Paramount Pictures Studios
New York Backlot, Booth G2

For the third edition of Paris Photo Los Angeles, Cherry and Martin is proud to present, (S) IMAGE THAN RATHER (S) IDEA BE CAN PHOTOGRAPHY FOR BASE A <——, a solo exhibition of work by Bay Area-based conceptual photographer Lew Thomas. The title of Cherry and Martin’s exhibition is taken from Lew Thomas’s 1972 work, NOTES, one of the ten or so pieces included in the artist’s landmark Reproduction of Reproductions series. Thomas’s phrase, read in reverse — “A base for photography can be idea(s) rather than image(s) — is a succinct expression of his practice; in particular, his idea that photography is about reading, rather than the nineteenth century gesture of "capturing" an image. The presentation at Cherry and Martin’s booth will include works by Thomas that have not been seen in over four decades; pieces he reproduced in his landmark text Structural(ism) and Photography (NFS Press, 1978). Structural(ism) and Photography rocked the photography world upon its publication. Part catalog, part instruction manual, part philosophic treatise, Thomas’s book, and the photographs included in it, outline a conceptualism defined by the structure of photography: how cameras work, what photographs do, and how we read them.

Lew Thomas played a vital role through keen and avid support for other artists. He curated the monumental Photography and Language exhibition at San Francisco's La Mamelle in 1976 and the retrospective Photographs and Words at San Francisco Museum of Modern Art in 1981. Photographs and Words included several artists associated with NFS, such as Lutz Bacher, Peter D'Agostino, Hal Fischer, Donna-Lee Phillips, Sam Samore and Thomas himself. NFS titles co-edited by Thomas and Phillips, such as Photography and Language (1976), Eros and Photography (1977), Still Photography: The Problematic Model (1981), sought to promote an open platform to the diverse vantage points of conceptual artists and conceptual photographers alike, each of whom worked with photographs for their own reasons: Dennis Adams, John Baldessari, Ellen Brooks, Jack Butler, JoAnn Callis, Robert Cumming, John Gutmann, Robert Heinecken, Douglas Huebler, Meyer Hirsch, Steve Kahn, Barbara Kruger, Fred Lonidier, Mike Mandel and Larry Sultan, Muntadas, Al Nodal, Bart Parker, Joyce Neimanas, Allan Sekula, Cindy Sherman and many others.

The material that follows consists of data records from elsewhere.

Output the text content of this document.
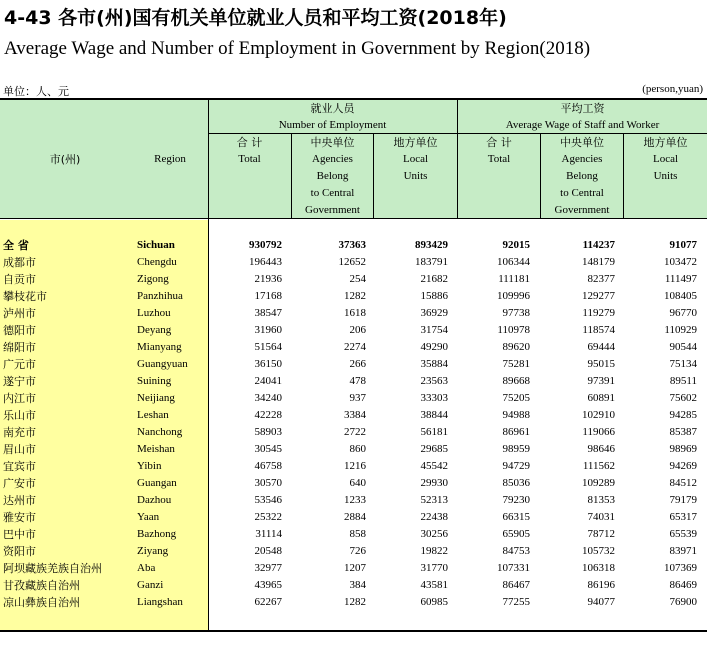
4-43 各市(州)国有机关单位就业人员和平均工资(2018年)
Average Wage and Number of Employment in Government by Region(2018)
单位：人、元	(person,yuan)
市(州)	Region
就业人员
Number of Employment
平均工资
Average Wage of Staff and Worker
合 计
Total
中央单位
Agencies
Belong
to Central
Government
地方单位
Local
Units
合 计
Total
中央单位
Agencies
Belong
to Central
Government
地方单位
Local
Units
全 省	Sichuan	930792	37363	893429	92015	114237	91077
成都市	Chengdu	196443	12652	183791	106344	148179	103472
自贡市	Zigong	21936	254	21682	111181	82377	111497
攀枝花市	Panzhihua	17168	1282	15886	109996	129277	108405
泸州市	Luzhou	38547	1618	36929	97738	119279	96770
德阳市	Deyang	31960	206	31754	110978	118574	110929
绵阳市	Mianyang	51564	2274	49290	89620	69444	90544
广元市	Guangyuan	36150	266	35884	75281	95015	75134
遂宁市	Suining	24041	478	23563	89668	97391	89511
内江市	Neijiang	34240	937	33303	75205	60891	75602
乐山市	Leshan	42228	3384	38844	94988	102910	94285
南充市	Nanchong	58903	2722	56181	86961	119066	85387
眉山市	Meishan	30545	860	29685	98959	98646	98969
宜宾市	Yibin	46758	1216	45542	94729	111562	94269
广安市	Guangan	30570	640	29930	85036	109289	84512
达州市	Dazhou	53546	1233	52313	79230	81353	79179
雅安市	Yaan	25322	2884	22438	66315	74031	65317
巴中市	Bazhong	31114	858	30256	65905	78712	65539
资阳市	Ziyang	20548	726	19822	84753	105732	83971
阿坝藏族羌族自治州	Aba	32977	1207	31770	107331	106318	107369
甘孜藏族自治州	Ganzi	43965	384	43581	86467	86196	86469
凉山彝族自治州	Liangshan	62267	1282	60985	77255	94077	76900
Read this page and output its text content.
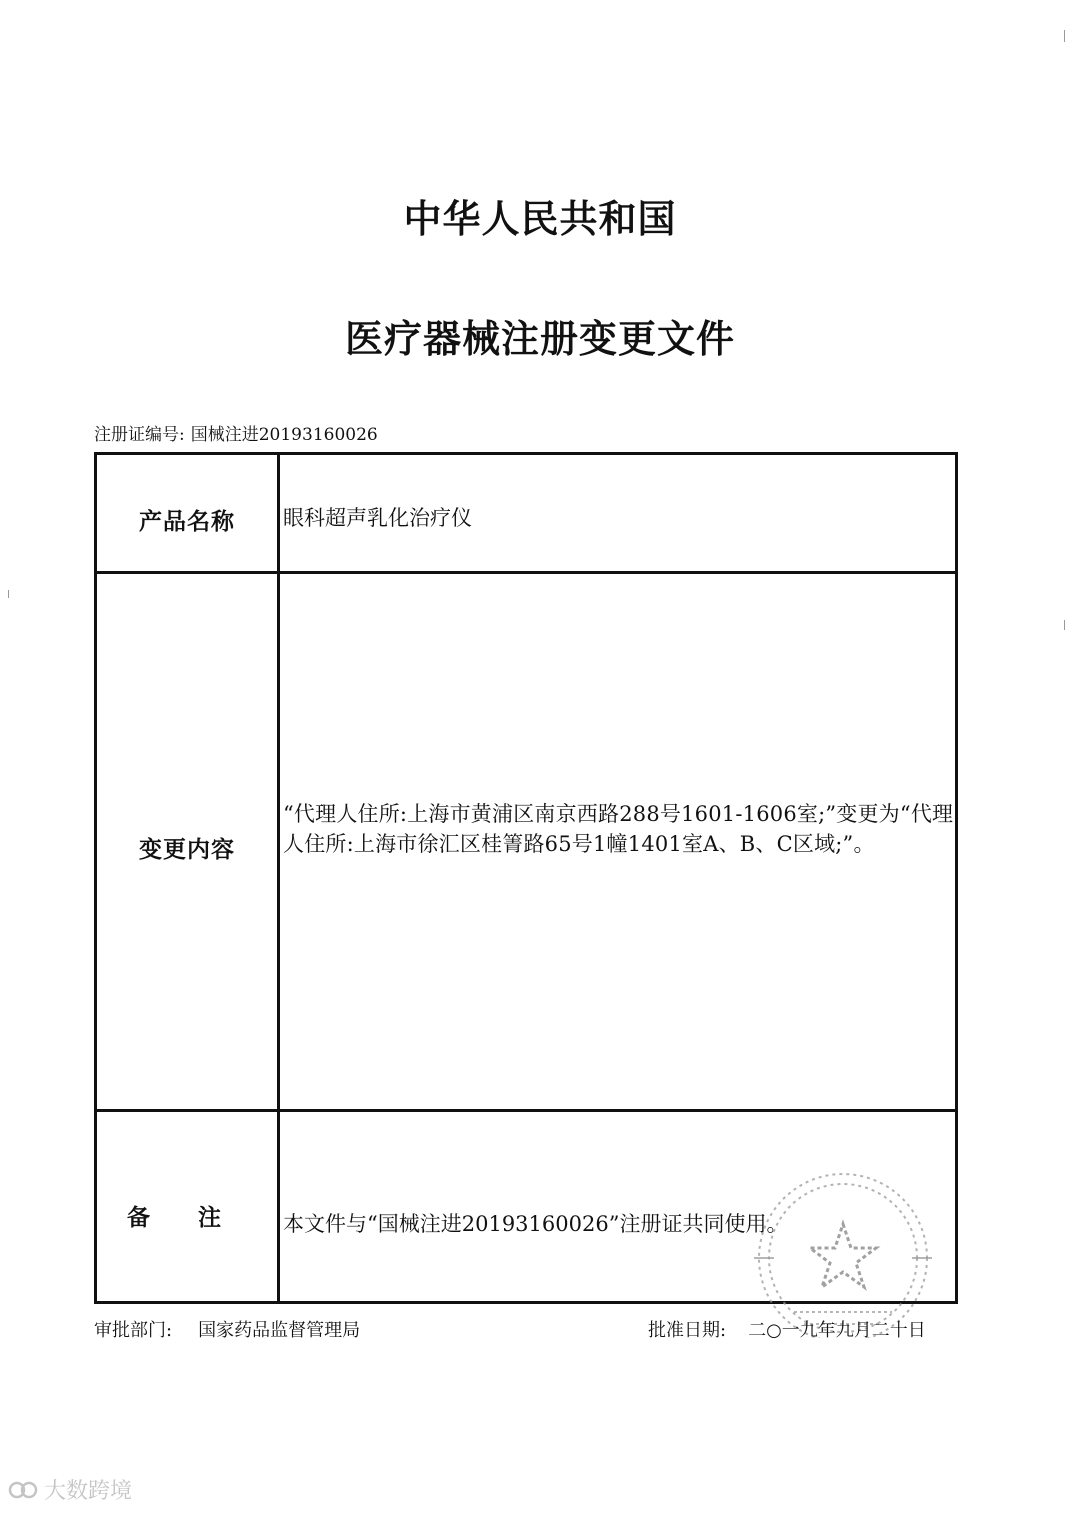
中华人民共和国
医疗器械注册变更文件
注册证编号: 国械注进20193160026
产品名称	眼科超声乳化治疗仪
变更内容
“代理人住所:上海市黄浦区南京西路288号1601-1606室;”变更为“代理人住所:上海市徐汇区桂箐路65号1幢1401室A、B、C区域;”。
备注 本文件与“国械注进20193160026”注册证共同使用。
审批部门: 国家药品监督管理局	批准日期: 二○一九年九月二十日
大数跨境
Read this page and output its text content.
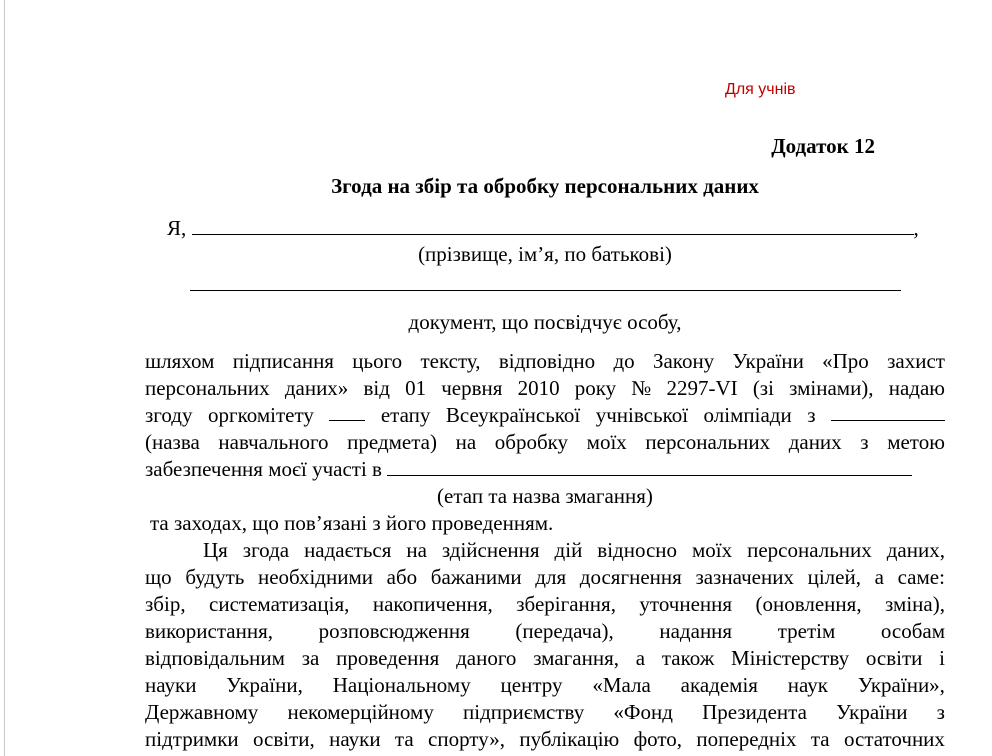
Для учнів
Додаток 12
Згода на збір та обробку персональних даних
Я,	,
(прізвище, ім’я, по батькові)
документ, що посвідчує особу,
шляхом підписання цього тексту, відповідно до Закону України «Про захист
персональних даних» від 01 червня 2010 року № 2297-VI (зі змінами), надаю
згоду оргкомітету	етапу Всеукраїнської учнівської олімпіади з
(назва навчального предмета) на обробку моїх персональних даних з метою
забезпечення моєї участі в
(етап та назва змагання)
та заходах, що пов’язані з його проведенням.
Ця згода надається на здійснення дій відносно моїх персональних даних,
що будуть необхідними або бажаними для досягнення зазначених цілей, а саме:
збір, систематизація, накопичення, зберігання, уточнення (оновлення, зміна),
використання, розповсюдження (передача), надання третім особам
відповідальним за проведення даного змагання, а також Міністерству освіти і
науки України, Національному центру «Мала академія наук України»,
Державному некомерційному підприємству «Фонд Президента України з
підтримки освіти, науки та спорту», публікацію фото, попередніх та остаточних
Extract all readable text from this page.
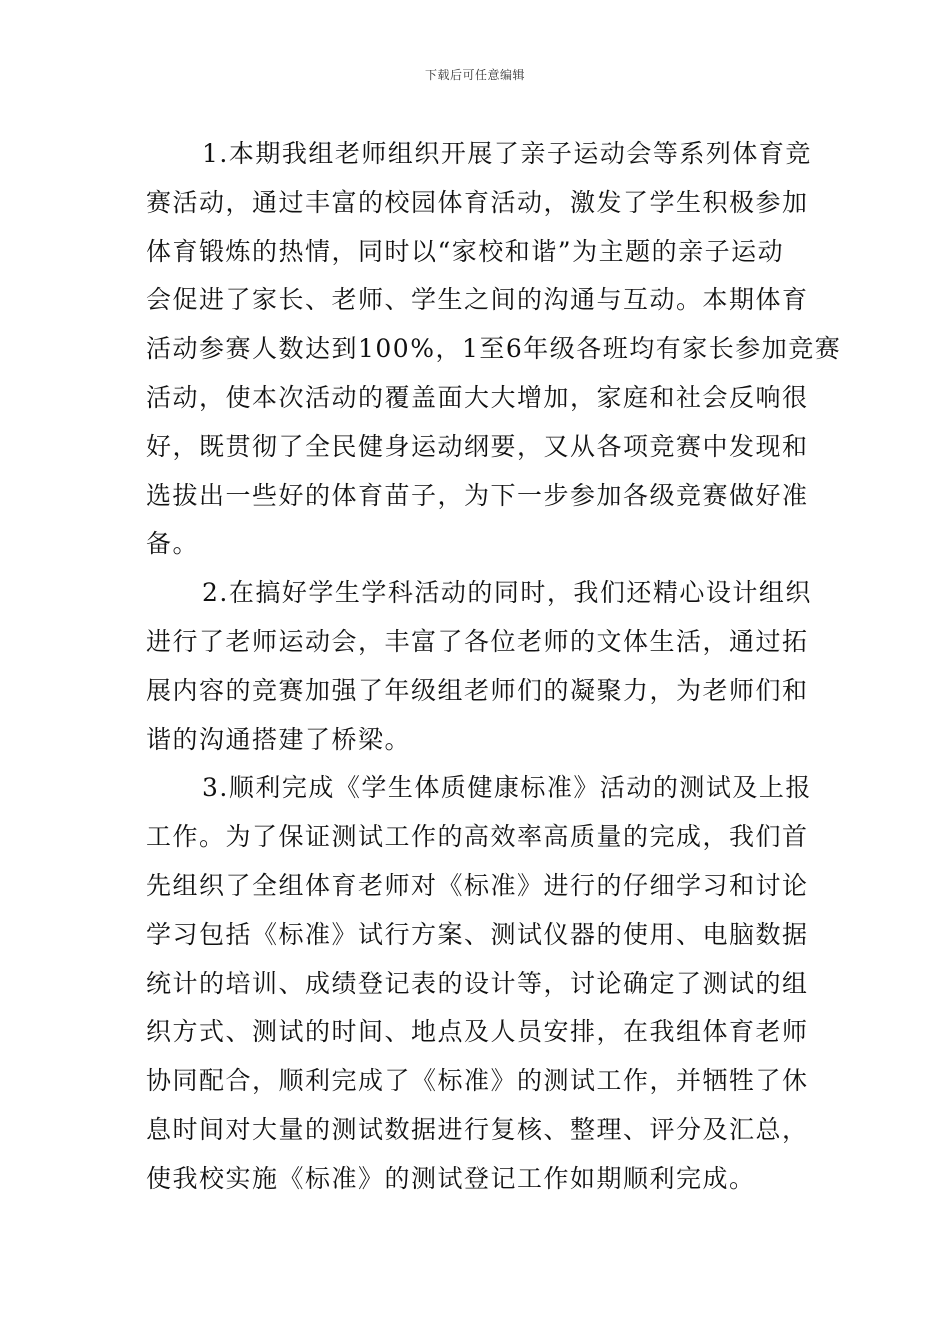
下载后可任意编辑

1.本期我组老师组织开展了亲子运动会等系列体育竞
赛活动，通过丰富的校园体育活动，激发了学生积极参加
体育锻炼的热情，同时以“家校和谐”为主题的亲子运动
会促进了家长、老师、学生之间的沟通与互动。本期体育
活动参赛人数达到100%，1至6年级各班均有家长参加竞赛
活动，使本次活动的覆盖面大大增加，家庭和社会反响很
好，既贯彻了全民健身运动纲要，又从各项竞赛中发现和
选拔出一些好的体育苗子，为下一步参加各级竞赛做好准
备。

2.在搞好学生学科活动的同时，我们还精心设计组织
进行了老师运动会，丰富了各位老师的文体生活，通过拓
展内容的竞赛加强了年级组老师们的凝聚力，为老师们和
谐的沟通搭建了桥梁。

3.顺利完成《学生体质健康标准》活动的测试及上报
工作。为了保证测试工作的高效率高质量的完成，我们首
先组织了全组体育老师对《标准》进行的仔细学习和讨论
学习包括《标准》试行方案、测试仪器的使用、电脑数据
统计的培训、成绩登记表的设计等，讨论确定了测试的组
织方式、测试的时间、地点及人员安排，在我组体育老师
协同配合，顺利完成了《标准》的测试工作，并牺牲了休
息时间对大量的测试数据进行复核、整理、评分及汇总，
使我校实施《标准》的测试登记工作如期顺利完成。
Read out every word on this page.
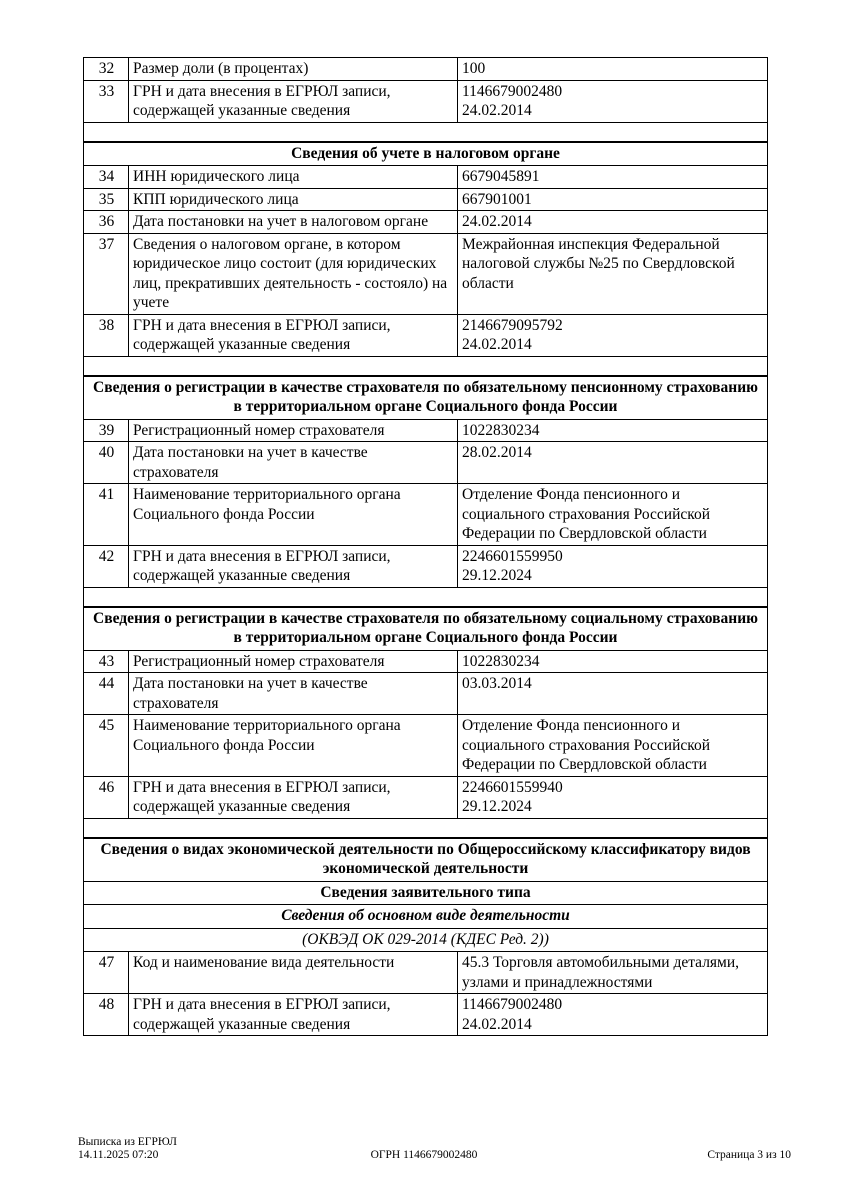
32	Размер доли (в процентах)	100
33	ГРН и дата внесения в ЕГРЮЛ записи, содержащей указанные сведения	1146679002480
24.02.2014

Сведения об учете в налоговом органе		
34	ИНН юридического лица	6679045891
35	КПП юридического лица	667901001
36	Дата постановки на учет в налоговом органе	24.02.2014
37	Сведения о налоговом органе, в котором юридическое лицо состоит (для юридических лиц, прекративших деятельность - состояло) на учете	Межрайонная инспекция Федеральной налоговой службы №25 по Свердловской области
38	ГРН и дата внесения в ЕГРЮЛ записи, содержащей указанные сведения	2146679095792
24.02.2014

Сведения о регистрации в качестве страхователя по обязательному пенсионному страхованию в территориальном органе Социального фонда России		
39	Регистрационный номер страхователя	1022830234
40	Дата постановки на учет в качестве страхователя	28.02.2014
41	Наименование территориального органа Социального фонда России	Отделение Фонда пенсионного и социального страхования Российской Федерации по Свердловской области
42	ГРН и дата внесения в ЕГРЮЛ записи, содержащей указанные сведения	2246601559950
29.12.2024

Сведения о регистрации в качестве страхователя по обязательному социальному страхованию в территориальном органе Социального фонда России		
43	Регистрационный номер страхователя	1022830234
44	Дата постановки на учет в качестве страхователя	03.03.2014
45	Наименование территориального органа Социального фонда России	Отделение Фонда пенсионного и социального страхования Российской Федерации по Свердловской области
46	ГРН и дата внесения в ЕГРЮЛ записи, содержащей указанные сведения	2246601559940
29.12.2024

Сведения о видах экономической деятельности по Общероссийскому классификатору видов экономической деятельности		
Сведения заявительного типа		
Сведения об основном виде деятельности		
(ОКВЭД ОК 029-2014 (КДЕС Ред. 2))		
47	Код и наименование вида деятельности	45.3 Торговля автомобильными деталями, узлами и принадлежностями
48	ГРН и дата внесения в ЕГРЮЛ записи, содержащей указанные сведения	1146679002480
24.02.2014
Выписка из ЕГРЮЛ
14.11.2025 07:20	ОГРН 1146679002480	Страница 3 из 10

Thomas's work is included in the collections of such museums as Center for Creative Photography, University of Arizona (Tucson, AZ); Henry Art Gallery (Seattle, WA); High Museum (Atlanta, GA); Menil Collection (Houston, TX); Museum of Fine Arts (Houston, TX); Museum of Modern Art (New York, NY); New Orleans Museum of Art (New Orleans, LA); Princeton University Art Museum (Princeton, NJ); Santa Barbara Museum of Art (Santa Barbara, CA); Berkeley Art Museum and Pacific Film Archive, University of California (Berkeley, CA); and Walt Disney Development Company (Los Angeles, CA).